One type of approval phishing is the cryptocurrency confidence scam, in which scammers trick victims into funding supposedly legitimate cryptocurrency investment opportunities. They're sometimes referred to as romance or pig-butchering scams, so-called "for the way bad actors say they 'fatten up' their victims to extract the most possible value," Chainalysis said.
Experts say such scams often begin on dating apps via direct messages or when attackers cold-call targets and pretend they've dialed the wrong number.
Such scams tend to be "heavily scripted and contact-intensive," the FBI said. "After a period of building trust and rapport, the scammer will convince the victim to make investments in cryptocurrency to take advantage of the potential for high-yield returns."
Many times, attackers bolster their claims by directing victims to informational websites designed to look independent, but which are really attacker-controlled.
"After the victim has made several cryptocurrency investments through these fake sites, which purport significant returns, requests by victims to withdraw or cash out their investments are denied for one reason or another," the FBI said. "The scammer then vanishes, cutting off contact with the victim and taking the invested sums with them."
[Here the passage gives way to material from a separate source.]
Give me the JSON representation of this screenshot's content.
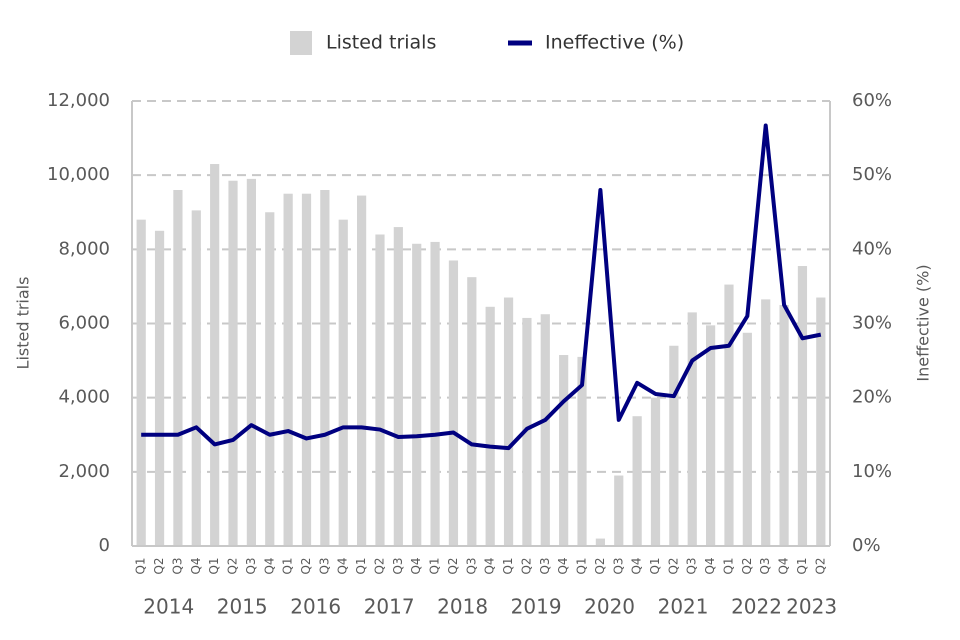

One challenge to combating pig butchering and other types of approval phishing is that each individual scam may involve serious losses and occur in a relatively short time frame.
The CEO of a Kansas bank has been indicted for embezzling nearly $50 million after falling victim to such a scam, leading to the failure of his bank. He's facing up to 30 years in prison (see: Apparent Pig-Butchering Crypto Scam Took Down a US Bank).
A lawsuit filed earlier this year claims JPMorgan Chase failed to protect two elderly women against pig-butchering scams. One lost $720,000 and the other, after just two months, lost $1.8 million - leaving her in severe financial insecurity.
The FBI last year said individuals between the ages of 30 and 49 report the highest number of pig-butchering scams.